Kuhampiri meja itu agar aku dapat melihat lebih jelas siapa yang ada di dalam foto itu. Seorang wanita cantik dengan rambut digulung dan Daffa berdiri di sampingnya sambil merangkul pundak wanita itu. Senyumnya terlihat sangat bahagia.

“Cantik ...” gumamku tanpa sadar.

“Iya dong, cewek gue!” sahut seorang pria yang tiba-tiba berdiri di sebelahku.

Aku terkesiap dan langsung menaruh bingkai itu pada tempatnya. Begitu aku menoleh ke samping kananku, ternyata itu Daffa.

“Maaf kak, gue nggak sengaja liat ini. Terus jadi penasaran."

“Nggak apa-apa, kok.”

“Kakak sejak kapan di sini?” tanyaku heran karena memang tak mendengar suara orang membuka pintu. Atau memang aku yang tak sadar ada yang membuka pintu?

Kebiasaan kecilku yang harus kuubah adalah selalu lupa mengunci pintu kamar. Dulu mungkin aku hanya tinggal berdua dengan Mama, tapi sekarang berbeda, ada empat Kakak sambung yang semuanya adalah pria dewasa di sini.

“Gue tadi udah manggil-manggil, lo. Tapi lo serius banget ngeliatin foto itu, yaudah gue masuk aja,” sahut Daffa sambil mengumpulkan alat-alat mendaki gunungnya.

 “Maaf, ya!” sambungnya, sambil membawa benda itu keluar.

Aku mengikutinya dengan membawa beberapa barang yang kecil seperti tas, jaket, dan beberapa tambang.

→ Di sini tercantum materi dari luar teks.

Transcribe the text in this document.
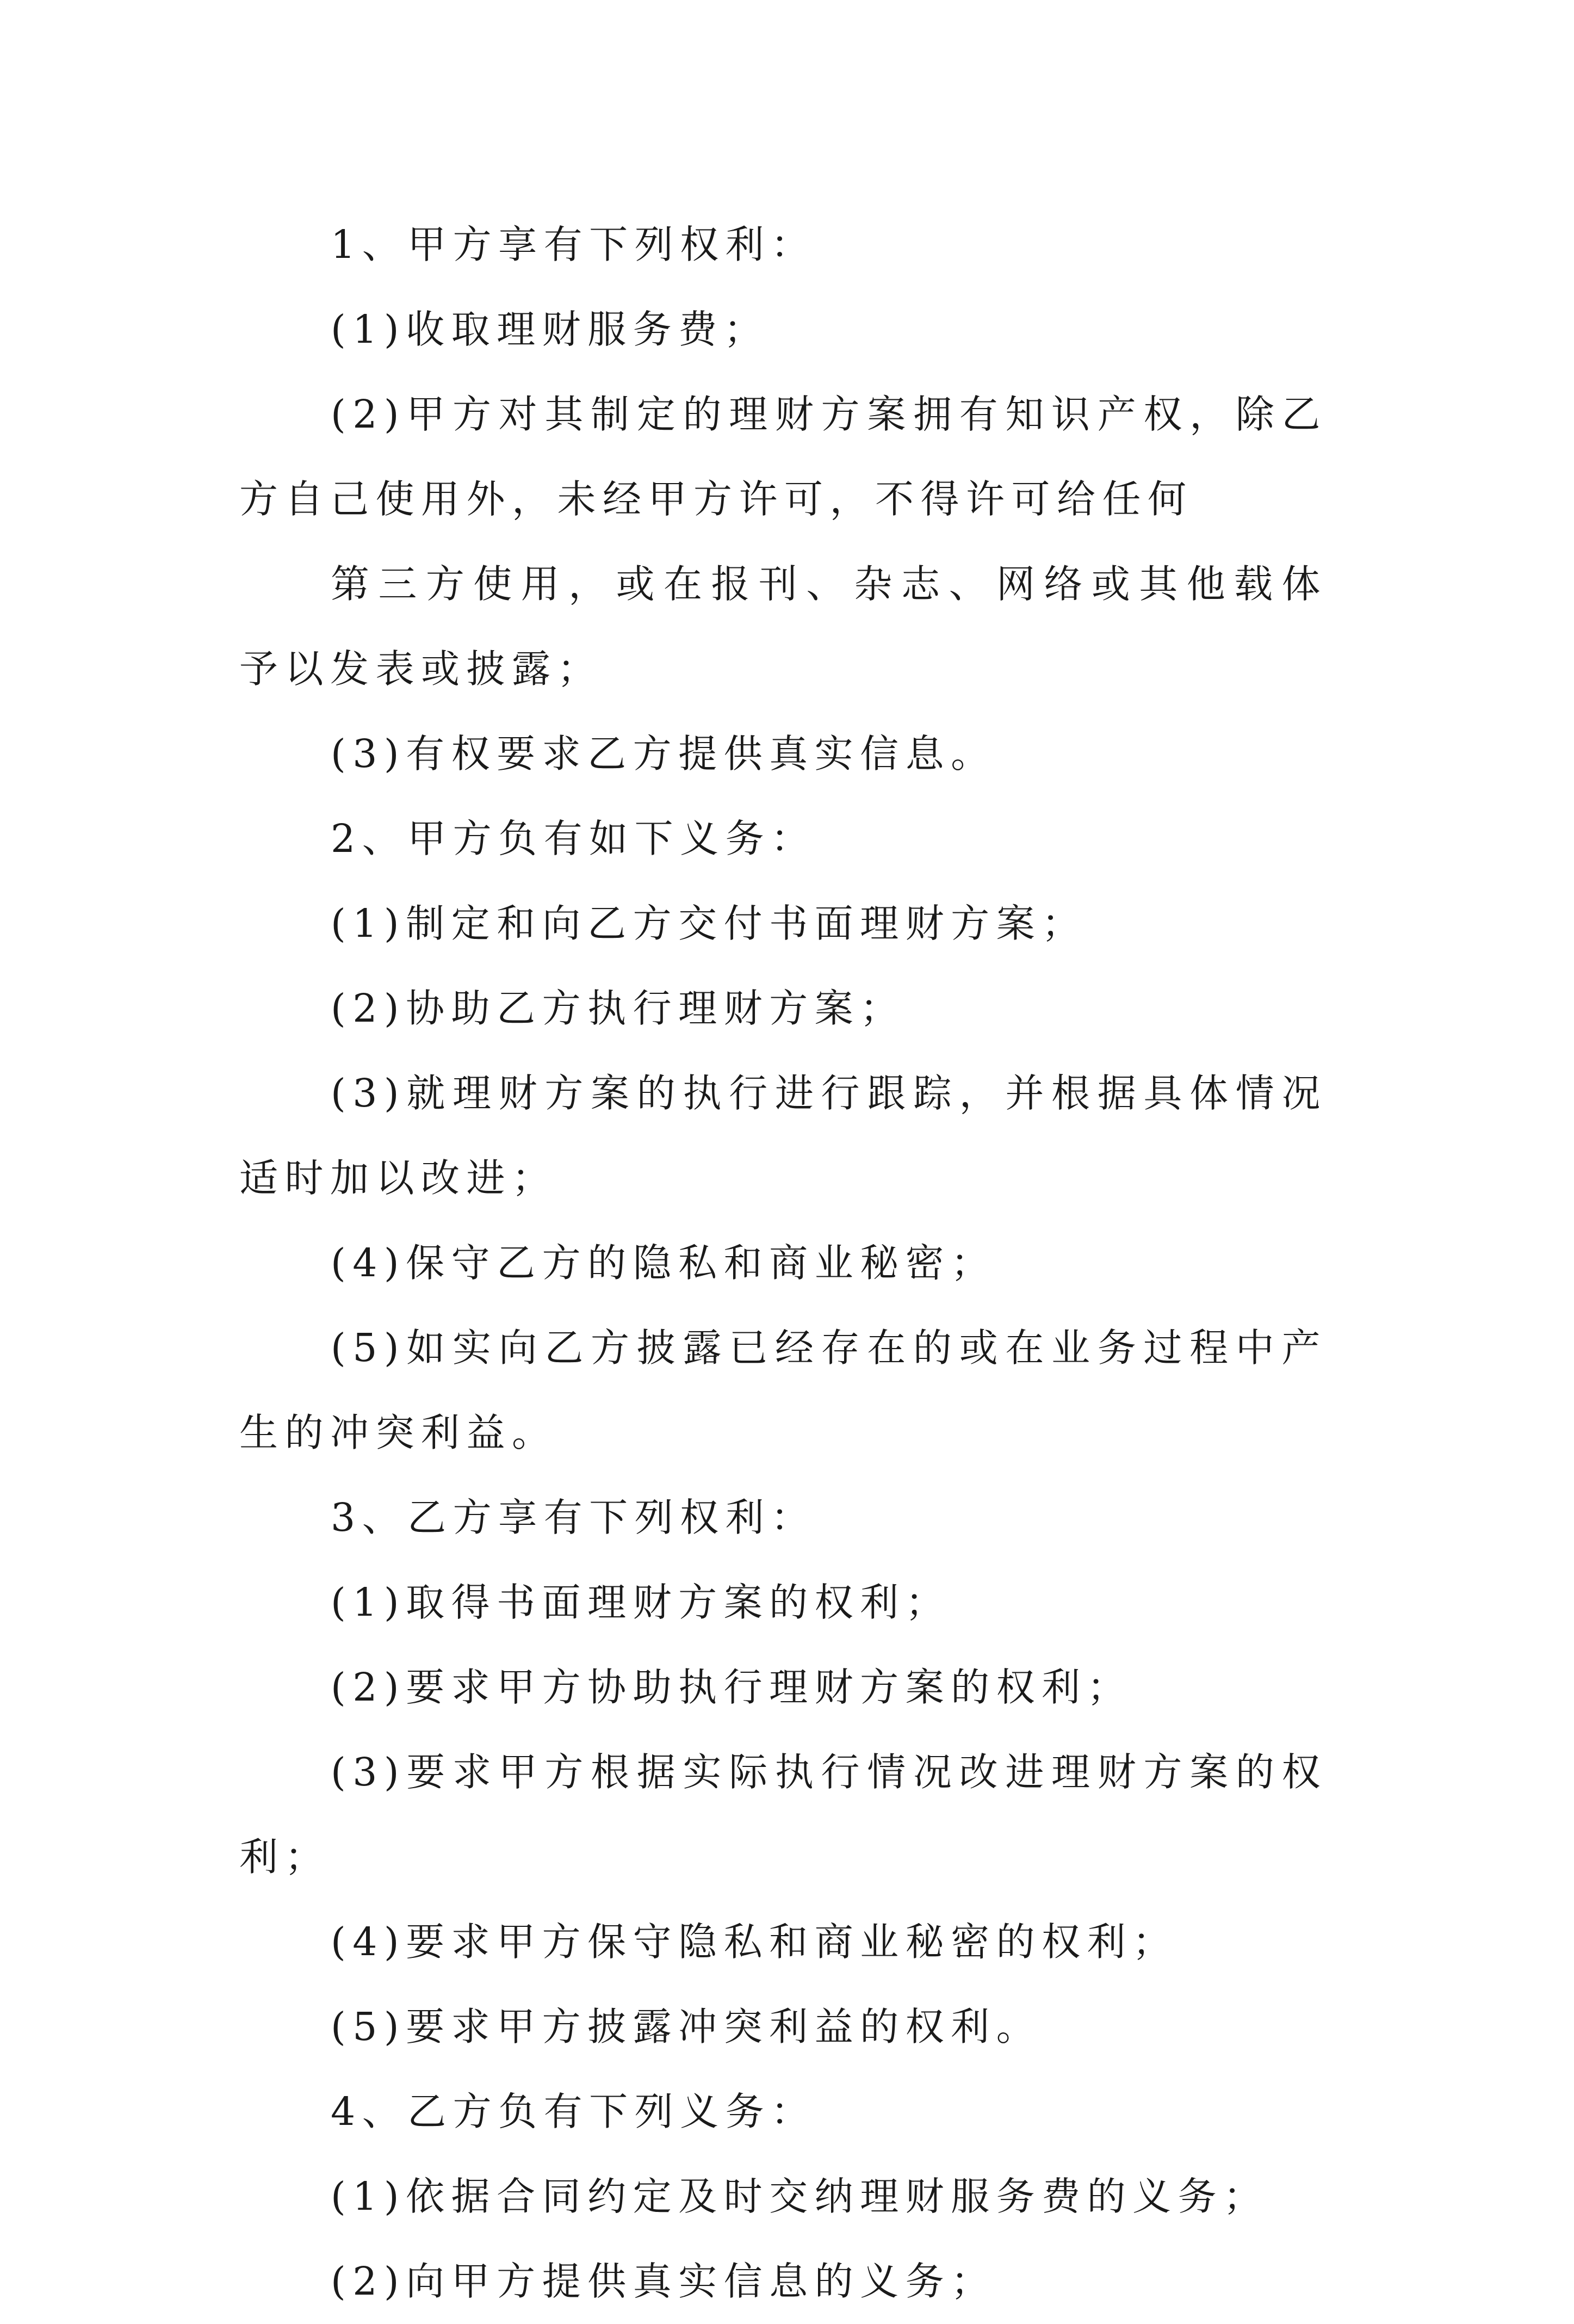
1、甲方享有下列权利：

(1)收取理财服务费；

(2)甲方对其制定的理财方案拥有知识产权，除乙方自己使用外，未经甲方许可，不得许可给任何

第三方使用，或在报刊、杂志、网络或其他载体予以发表或披露；

(3)有权要求乙方提供真实信息。

2、甲方负有如下义务：

(1)制定和向乙方交付书面理财方案；

(2)协助乙方执行理财方案；

(3)就理财方案的执行进行跟踪，并根据具体情况适时加以改进；

(4)保守乙方的隐私和商业秘密；

(5)如实向乙方披露已经存在的或在业务过程中产生的冲突利益。

3、乙方享有下列权利：

(1)取得书面理财方案的权利；

(2)要求甲方协助执行理财方案的权利；

(3)要求甲方根据实际执行情况改进理财方案的权利；

(4)要求甲方保守隐私和商业秘密的权利；

(5)要求甲方披露冲突利益的权利。

4、乙方负有下列义务：

(1)依据合同约定及时交纳理财服务费的义务；

(2)向甲方提供真实信息的义务；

Kami menuruni tangga yang menghubungkan lantai atas dengan ruang makan di bawah, lalu berbelok ke kanan dan memasuki sebuah pintu yang tepat berada di samping kamar Mama dan Papa. Ternyata ini kamar Daffa yang baru.

“Ini taro di mana, Kak?”

“Udah taro di situ aja, makasih ya, Hulya.” Daffa menunjuk tempat kosong tepat di sudut ruangan, aku menuruti perintahnya.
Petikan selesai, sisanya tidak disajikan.